Indeed, Flex, which today enjoys a market cap of $5 billion, saw its shares trading in the high teens in 2018, but they’d fallen to around $10 a share before Advaithi was brought aboard, and they have largely stay there since.
The coronavirus has also put pressure on Flex’s supply chains, even while the company has been diversifying its factories. (It noted to analysts earlier this year that it doesn’t have a factory in China’s Hubei province, which, at the time, was the epicenter of the virus.)

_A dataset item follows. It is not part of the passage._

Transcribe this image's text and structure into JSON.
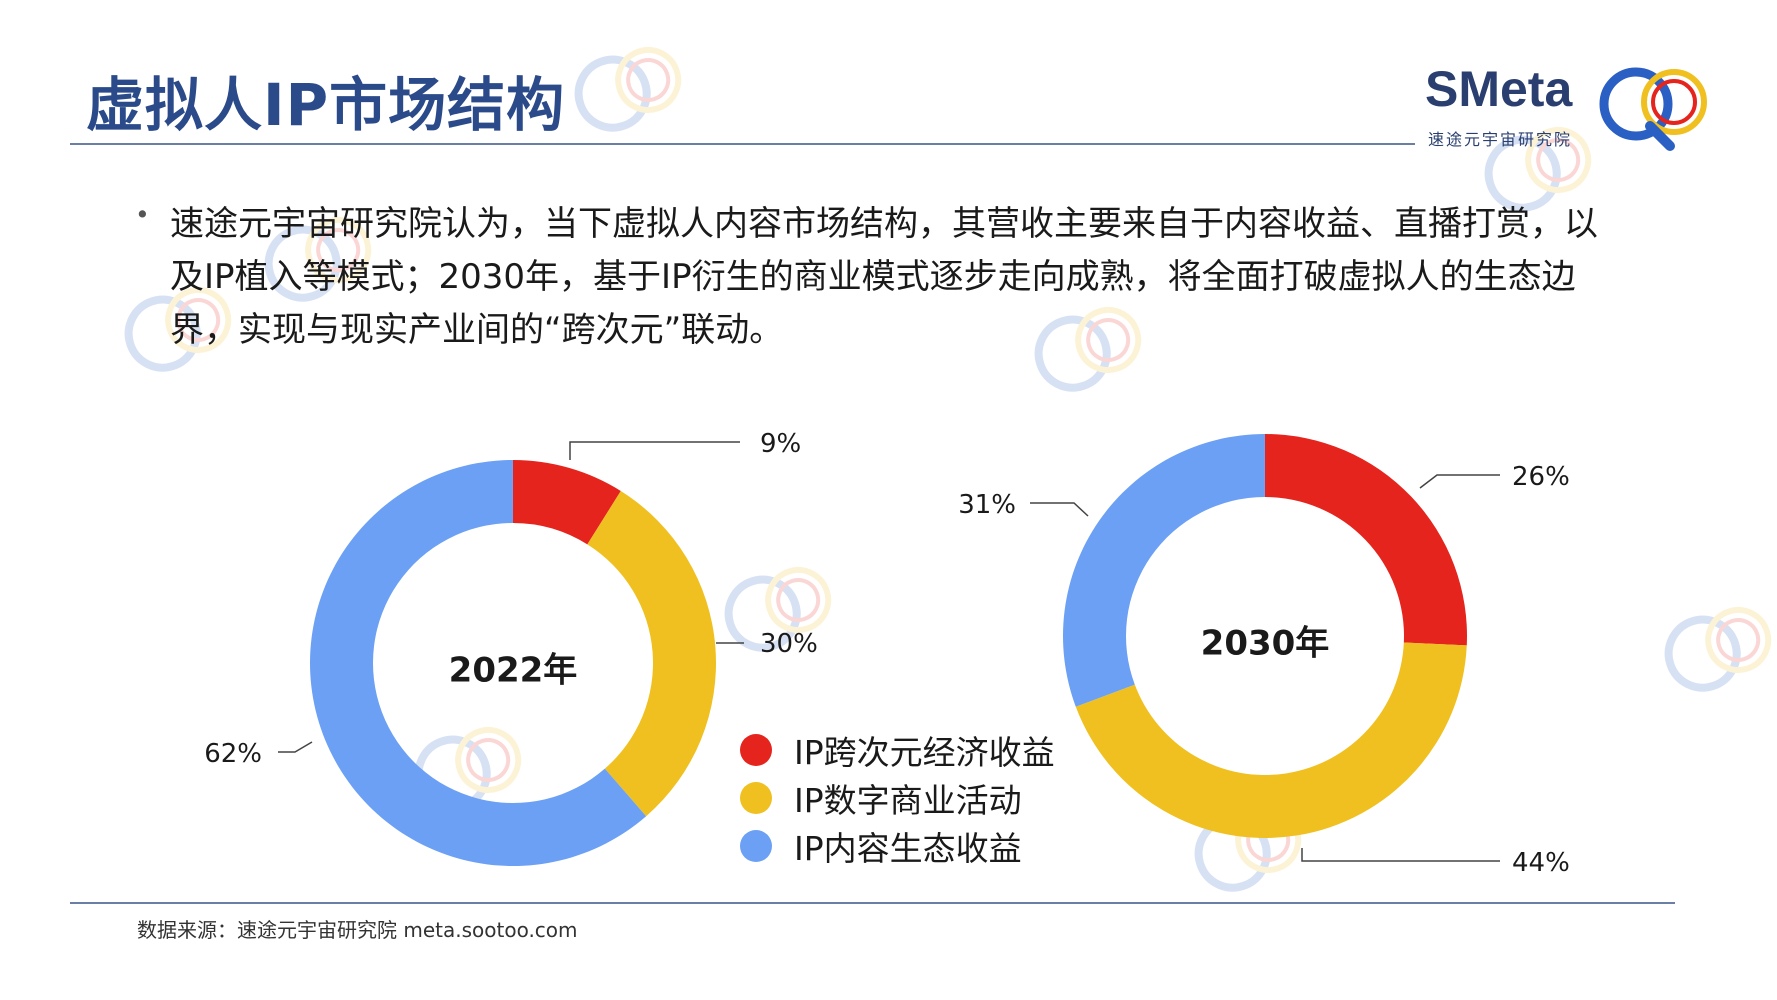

Advaithi is currently Uber’s third female director. In February, it announced that Mandy Ginsberg had been appointed to the board. GInsberg was CEO of the dating app company Match Group until January of this year, reportedly stepping down from the role after a tornado hit her home in Dallas and she separately underwent surgery. (Publicly traded Match Group was already expected at the time to be spun away from its majority shareholder, IAC, a maneuver that was completed yesterday.)
In 2017, Uber also appointed then Nestlé executive Wan Ling Martello to its board. Martello left Nestlé in 2018.
Entrepreneur Arianna Huffington was the first woman brought into Uber’s boardroom back in 2016 by then CEO Travis Kalanick. She left her seat last year, citing the growth of her media company, Thrive Global, as the reason for her departure.
Advaithi began her career in the U.S. decades ago as a shop floor supervisor in Shawnee, Oklahoma. She took over as Flex CEO last year when its longtime chief, Michael McNamara, resigned to join the venture capital firm Eclipse.